Sadly, we do not have as much literature which shows us the historical thoughts, beliefs, and practices of religious women as we have for religious men. And many of the texts which we possess were written or edited by men, which likely meant, something of the wisdom of such holy women was lost in transmission. This makes it much more important for us to study what we do have and engage it for the wisdom contained in it. We will find that many of our thoughts and practices might not only need reform, but that such reform will free us from dangerous ideologies which threaten the world today. We can see this in the way many women were called to religious life; their reasoning was to stand against a broken, dangerous system which undermined their personal value; it is a system which sadly continues to be promoted to this day (especially by Christians). Women were not called to religious life merely to be celibate virgins put on a pedestal, to serve as  the exceptions which prove the rule about their place in society, but rather, they were called to the full Christian witness, to confront and speak out against systematic evil. Thankfully, women do not need to join the religious life, or be one of the few born into privilege, to do so today, though if they have the calling for it,  the religious life certainly remains a place for them to act in this fashion. This is one of the changes which shows us how things have improved over time, though it was a long, hard fight. The holiness we see in women like Syncletica shows us that this was not just an accident of history, but also a work of the Spirit, where the Spirit has affirmed and promoted women who did this work in order to make sure that society changed. This is why we should give an ear to those women actively involved with such work and listen to what they have to say to us today, for it is likely that the Spirit continues to work with them and have  many more things for us to learn through them so that society can become even better in the future.

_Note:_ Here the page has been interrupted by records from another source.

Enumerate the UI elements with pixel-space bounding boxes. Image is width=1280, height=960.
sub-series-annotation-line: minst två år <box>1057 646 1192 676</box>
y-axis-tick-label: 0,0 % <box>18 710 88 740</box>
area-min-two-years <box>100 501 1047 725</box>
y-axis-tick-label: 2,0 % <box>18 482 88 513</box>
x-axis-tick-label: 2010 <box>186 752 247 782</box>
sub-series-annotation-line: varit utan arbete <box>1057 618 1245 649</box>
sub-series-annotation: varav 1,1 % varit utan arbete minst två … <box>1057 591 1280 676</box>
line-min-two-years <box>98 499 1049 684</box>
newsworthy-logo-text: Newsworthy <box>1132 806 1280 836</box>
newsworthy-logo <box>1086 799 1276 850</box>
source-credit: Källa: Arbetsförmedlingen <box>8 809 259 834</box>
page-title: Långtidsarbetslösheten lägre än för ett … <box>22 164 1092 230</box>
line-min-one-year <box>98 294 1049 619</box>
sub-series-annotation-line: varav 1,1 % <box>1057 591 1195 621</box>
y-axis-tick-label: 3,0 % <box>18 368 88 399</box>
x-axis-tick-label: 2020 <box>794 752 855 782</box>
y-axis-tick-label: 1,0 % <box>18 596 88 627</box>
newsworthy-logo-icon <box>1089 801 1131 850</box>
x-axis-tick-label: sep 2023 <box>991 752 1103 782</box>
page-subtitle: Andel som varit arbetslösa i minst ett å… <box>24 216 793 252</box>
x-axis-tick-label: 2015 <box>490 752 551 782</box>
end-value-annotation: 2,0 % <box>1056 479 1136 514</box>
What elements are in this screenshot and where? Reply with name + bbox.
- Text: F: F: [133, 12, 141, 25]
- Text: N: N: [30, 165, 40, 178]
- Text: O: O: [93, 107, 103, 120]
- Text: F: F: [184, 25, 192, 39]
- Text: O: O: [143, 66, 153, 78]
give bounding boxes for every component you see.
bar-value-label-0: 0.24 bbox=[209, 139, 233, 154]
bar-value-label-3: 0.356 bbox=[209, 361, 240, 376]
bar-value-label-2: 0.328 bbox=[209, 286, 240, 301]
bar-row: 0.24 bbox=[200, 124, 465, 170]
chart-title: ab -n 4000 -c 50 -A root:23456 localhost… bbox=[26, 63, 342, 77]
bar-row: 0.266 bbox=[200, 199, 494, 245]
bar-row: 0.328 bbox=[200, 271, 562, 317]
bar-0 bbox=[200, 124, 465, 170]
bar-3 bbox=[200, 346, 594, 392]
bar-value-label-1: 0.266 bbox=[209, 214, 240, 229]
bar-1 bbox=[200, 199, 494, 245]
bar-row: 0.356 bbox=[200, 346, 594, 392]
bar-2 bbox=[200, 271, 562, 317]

[1] Pseudo-Athanasius, The Life And Regimen of The Blessed And Holy Syncletica. Trans. Elizabeth Bryson Bongie (Eugene, OR: Wipf and Stock Publishers, 2005), 30.

[2] “Finally, in certain parts of the world problems resulting from population growth are generating concern,” Gaudium et spes. Vatican translation. ¶47. “ Governments undoubtedly have rights and duties, within the limits of their proper competency, regarding the population problem in their respective countries, for instance, in the line of social and family life legislation, or regarding the migration of country-dwellers to the cities, or with respect to information concerning the condition and needs of the country. Since men today are giving thought to this problem and are so greatly disturbed over it, it is desirable in addition that Catholic specialists, especially in the universities, skillfully pursue and develop studies and projects on all these matter”, ibid. 87.